“O tempo fará com que reconheças tudo isso com segurança, pois só ele nos pode revelar quando os homens são bons, ao passo que um só dia basta para evidenciar a maldade dos maus.” (Sófocles, 496-406 AC. Rei Édipo. Tradução J.B de Mello e Souza. Versão para eBooksBrasil, 2005)
“O que a humildade não pode exigir de mim é a minha submissão à arrogância e ao destempero de quem me desrespeita. O que a humildade exige de mim, quando não posso reagir à altura da afronta, é enfrentá-la com dignidade.” (Paulo Freire. Pedagogia da autonomia: saberes necessários à pratica educativa. São Paulo: Paz e Terra, 1996)
Por Manoel Paixão
Meu caro leitor e minha cara leitora,
Chegamos em dezembro, o último mês de um ano dureza para todo mundo.
Na verdade, 2020 está sendo um ano de provações em todos os sentidos, influenciando ao máximo nas relações sociais, nas relações de consumo, nas escolhas políticas, no trato com a natureza, bem como, no bem estar físico e mental, em níveis individual e coletivo.
Vai deixar marcas profundas e com elas importantíssimas lições, que acredito até que já esteja gerando uma espécie de conscientização em muita gente, sobretudo, do ponto de vista do comportamento humano e a sua relação com a vida no planeta.
Fazendo uma breve retrospectiva do que foi o Brasil em 2020, vejo que este andou bastante na contramão, em decorrência do estado de coisas que estamos vivendo, dos reveses, da desinformação, da falta de empatia, da insensatez, dos absurdos, e etc.. Aliás, acelerou a sua marcha rumo ao atraso, inclusive civilizatório, pois tudo o que havia latente de mais retrógrado ganhou a cena, como o obscurantismo, o negacionismo, o terraplanismo, a anti-cultura, a anti-ciência, a anti-vacina e a anti-democracia.
Nosso país que padecia de problemas a serem urgentemente resolvidos, nas áreas da economia, do meio ambiente, do emprego, da educação, do social, da saúde, piorados pela maior pandemia da história da humanidade e a maior crise sanitária da história brasileira, se viu diante da incapacidade do governo de enfrentamento tanto dos já existentes quanto dos de agora.
Aqui está um resumão – não necessariamente numa ordem cronológica dos fatos – da situação do Brasil em 2020, como:
─ A consolidação do fracasso da política econômica do superministro Paulo Guedes, com o Brasil despencando para o 12º lugar no ranking econômico global.
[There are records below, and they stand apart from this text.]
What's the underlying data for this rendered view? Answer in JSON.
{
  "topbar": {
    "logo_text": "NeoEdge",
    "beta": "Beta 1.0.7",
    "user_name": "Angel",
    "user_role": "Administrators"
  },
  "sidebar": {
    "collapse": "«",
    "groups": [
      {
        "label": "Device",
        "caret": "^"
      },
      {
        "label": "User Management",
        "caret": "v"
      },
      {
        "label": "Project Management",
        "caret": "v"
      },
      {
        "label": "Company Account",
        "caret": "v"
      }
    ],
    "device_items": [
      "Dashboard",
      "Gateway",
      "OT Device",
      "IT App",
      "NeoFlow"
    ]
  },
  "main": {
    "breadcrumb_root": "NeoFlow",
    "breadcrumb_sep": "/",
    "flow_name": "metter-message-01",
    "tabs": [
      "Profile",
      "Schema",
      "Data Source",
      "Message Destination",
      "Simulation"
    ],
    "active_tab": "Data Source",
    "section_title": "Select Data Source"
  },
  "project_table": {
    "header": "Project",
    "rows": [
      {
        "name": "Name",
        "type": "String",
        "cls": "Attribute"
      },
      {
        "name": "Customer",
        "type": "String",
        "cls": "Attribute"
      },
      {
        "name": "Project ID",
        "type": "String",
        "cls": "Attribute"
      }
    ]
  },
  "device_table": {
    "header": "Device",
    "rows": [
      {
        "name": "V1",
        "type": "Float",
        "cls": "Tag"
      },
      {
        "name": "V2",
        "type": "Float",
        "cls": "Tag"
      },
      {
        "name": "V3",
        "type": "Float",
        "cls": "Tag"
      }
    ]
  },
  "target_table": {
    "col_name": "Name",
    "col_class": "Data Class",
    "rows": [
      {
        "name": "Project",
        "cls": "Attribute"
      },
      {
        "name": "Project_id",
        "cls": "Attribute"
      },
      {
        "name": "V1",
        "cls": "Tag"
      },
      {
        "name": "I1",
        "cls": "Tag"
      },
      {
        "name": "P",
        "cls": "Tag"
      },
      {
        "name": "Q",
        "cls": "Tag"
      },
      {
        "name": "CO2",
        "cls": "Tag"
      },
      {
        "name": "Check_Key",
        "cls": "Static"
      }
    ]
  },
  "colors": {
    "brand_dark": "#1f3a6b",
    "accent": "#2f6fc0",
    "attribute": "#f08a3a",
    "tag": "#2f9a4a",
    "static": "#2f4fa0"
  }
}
A desvalorização do real frente ao dólar. A inflação castigando severamente o povo, sendo considerada 3 vezes maior entre os mais pobres. A elevação exorbitante nos preços do arroz, do óleo de soja e da carne bovina, por exemplo, além de outros itens da cesta básica. Os reajustes seguidos no preço do botijão do gás de cozinha. A contragosto o governo liberou o auxílio emergencial, que só aconteceu depois de muita pressão da sociedade e do Congresso.
─ O aumento da desigualdade e da miséria. A fome avançou pelo país, o que contribuiu para o retorno ao Mapa da Fome da ONU. O Brasil tem mais de 13 milhões de pessoas na extrema pobreza, aquelas que, de acordo com o Banco Mundial, vivem com até R$ 151 por mês e quase 52 milhões na pobreza, com renda de até R$ 436 por mês.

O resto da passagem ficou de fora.